Sales totaling $3.69 billion were up 9% compared to the third quarter of 2012. Net income for the quarter was $173.7 million, up slightly from $172.9 million recorded in the same period of the previous year.

Atlanta, GA - Genuine Parts Company reported sales and earnings for the third quarter and nine months ended September 30, 2013.

Thomas C. Gallagher, Chairman and Chief Executive Officer, announced that sales totaling $3.69 billion were up 9% compared to the third quarter of 2012. Net income for the quarter was $173.7 million, up slightly from $172.9 million recorded in the same period of the previous year. Earnings per share on a diluted basis were $1.12, up 1% compared to $1.11 for the third quarter last year.

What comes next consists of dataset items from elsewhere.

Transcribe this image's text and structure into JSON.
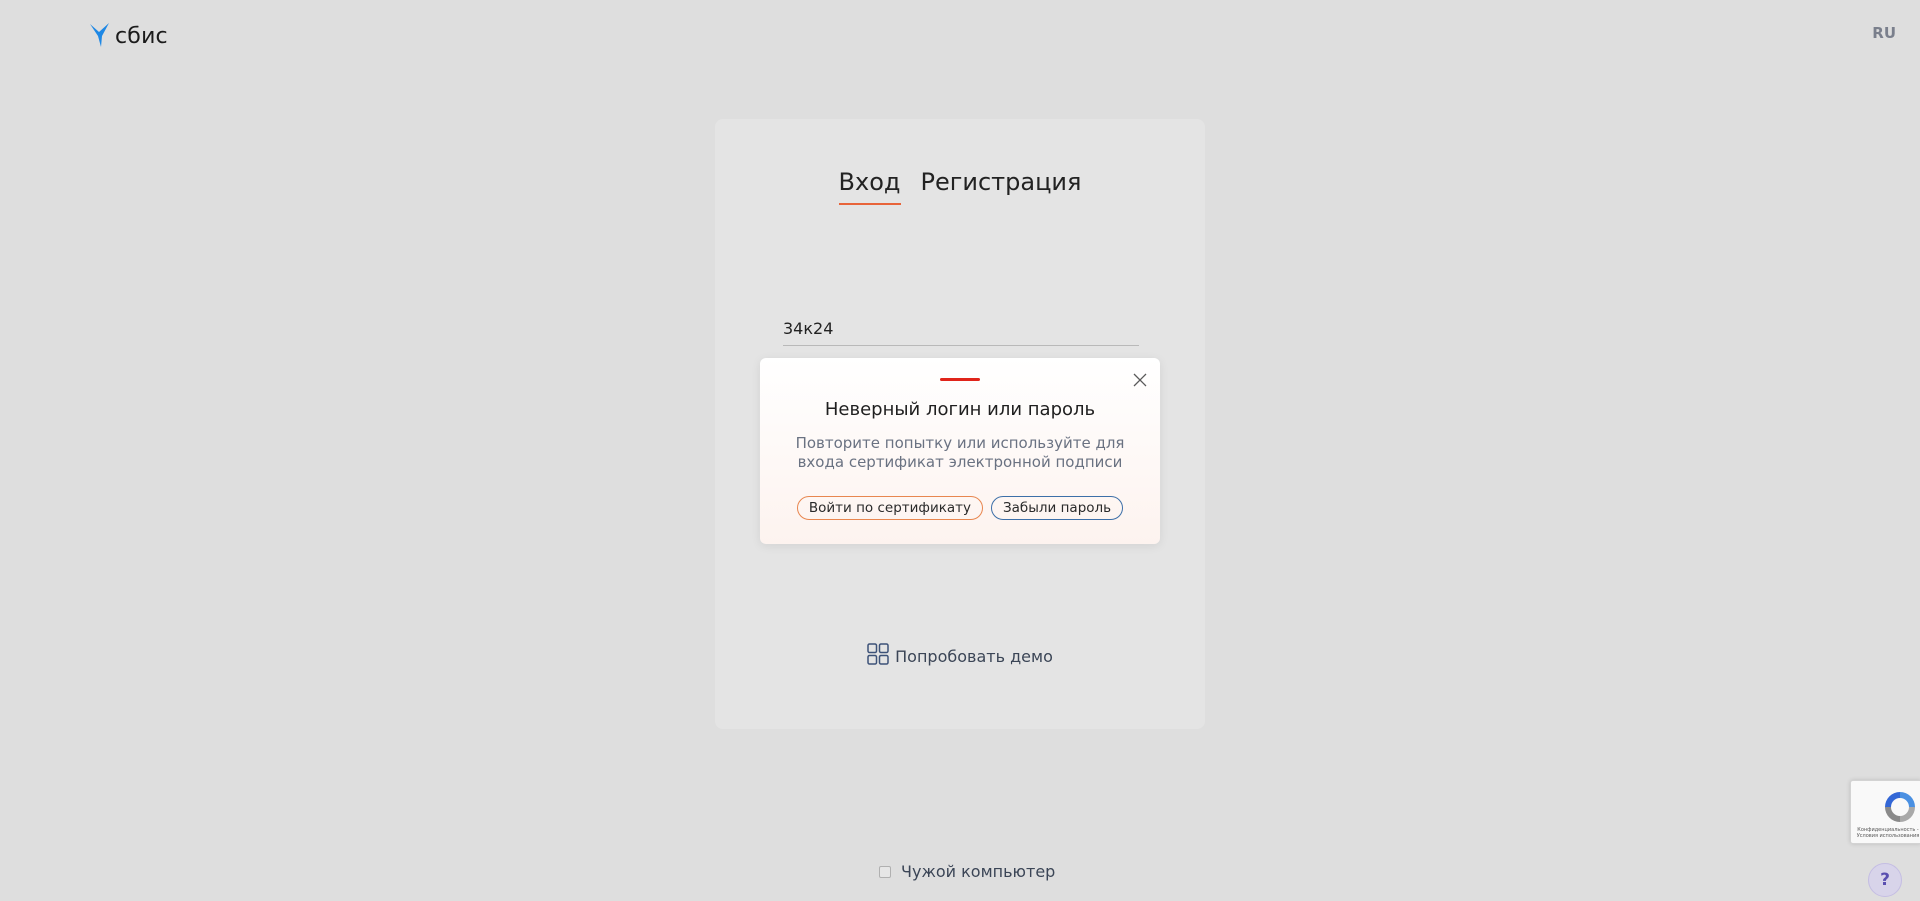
{
  "header": {
    "logo_text": "сбис",
    "lang_label": "RU"
  },
  "card": {
    "tabs": [
      {
        "label": "Вход",
        "active": true
      },
      {
        "label": "Регистрация",
        "active": false
      }
    ],
    "login": {
      "value": "34к24"
    },
    "demo_label": "Попробовать демо"
  },
  "error_popup": {
    "title": "Неверный логин или пароль",
    "text": "Повторите попытку или используйте для входа сертификат электронной подписи",
    "cert_button": "Войти по сертификату",
    "forgot_button": "Забыли пароль"
  },
  "footer": {
    "foreign_computer_label": "Чужой компьютер"
  },
  "recaptcha": {
    "text": "Конфиденциальность - Условия использования"
  },
  "help": {
    "label": "?"
  },
  "colors": {
    "background": "#dedede",
    "card": "#e4e4e4",
    "accent_orange": "#e8643a",
    "error_red": "#e0241a",
    "link_blue": "#3d6fa8",
    "logo_blue": "#1e88e5"
  },
  "icons": [
    "sbis-bird-icon",
    "close-icon",
    "demo-grid-icon",
    "recaptcha-icon"
  ]
}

For the nine months ended September 30, 2013, sales totaled $10.56 billion, up 7% compared to the same period in 2012.  Net income for the nine months was $534.5 million, an increase of 10% from $487.8 million recorded in the previous year.  Earnings per share on a diluted basis were $3.43, up 10% compared to $3.11 for the same period last year.

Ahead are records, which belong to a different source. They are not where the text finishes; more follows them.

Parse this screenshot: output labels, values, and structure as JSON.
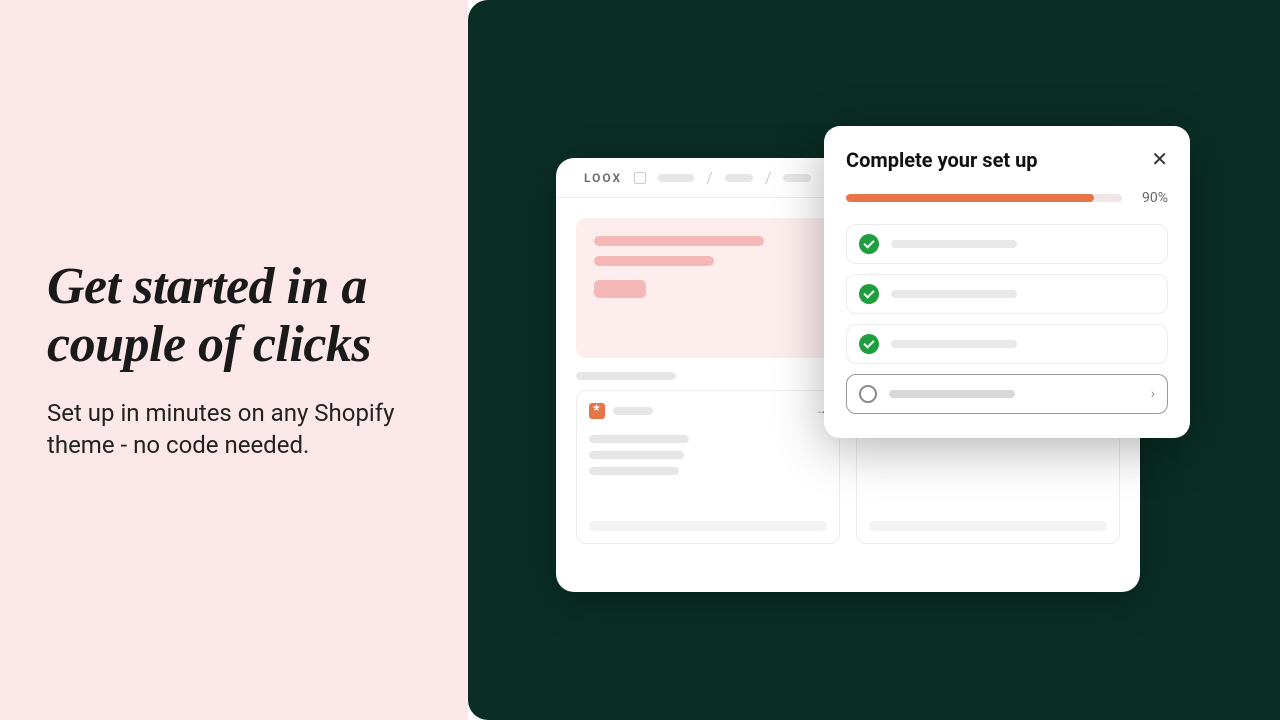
{
  "hero": {
    "heading": "Get started in a couple of clicks",
    "subheading": "Set up in minutes on any Shopify theme - no code needed."
  },
  "app": {
    "logo": "LOOX"
  },
  "setup": {
    "title": "Complete your set up",
    "progress_percent": 90,
    "progress_label": "90%",
    "tasks": [
      {
        "done": true
      },
      {
        "done": true
      },
      {
        "done": true
      },
      {
        "done": false
      }
    ]
  }
}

In review of the quarter, Mr. Gallagher commented, "While we achieved another quarter of record sales for the Company, the third quarter proved to be challenging for us.  This was especially true in our non-automotive businesses, as the demand patterns across these segments decelerated in the quarter.  Fortunately, our Automotive Group performed reasonably well for us and continues to report solid progress in their operations."

Mr. Gallagher added, "In the third quarter, sales for the Automotive Group were up 22% for the second consecutive period.  This increase includes core North American growth of approximately 5% and the positive impact of the Australasian acquisition.  We were pleased by the ongoing positive sales trends in both North America and at GPC Asia Pacific.  Sales for Motion Industries, our Industrial Group, were down by 2.5%; and EIS, our Electrical/Electronic Group, showed sales down approximately 5%.  S. P. Richards, our Office Products Group, had a 3% sales decrease for the quarter."

Mr. Gallagher concluded, "In these challenging times, we are especially focused on our sales initiatives and expense controls across all of our businesses.  For the long-term we remain committed to our core objectives of growing sales and earnings, showing operating margin improvement, generating solid cash flows and maintaining a strong balance sheet.  Our cash flows are very strong again this year and the Company is in excellent financial condition."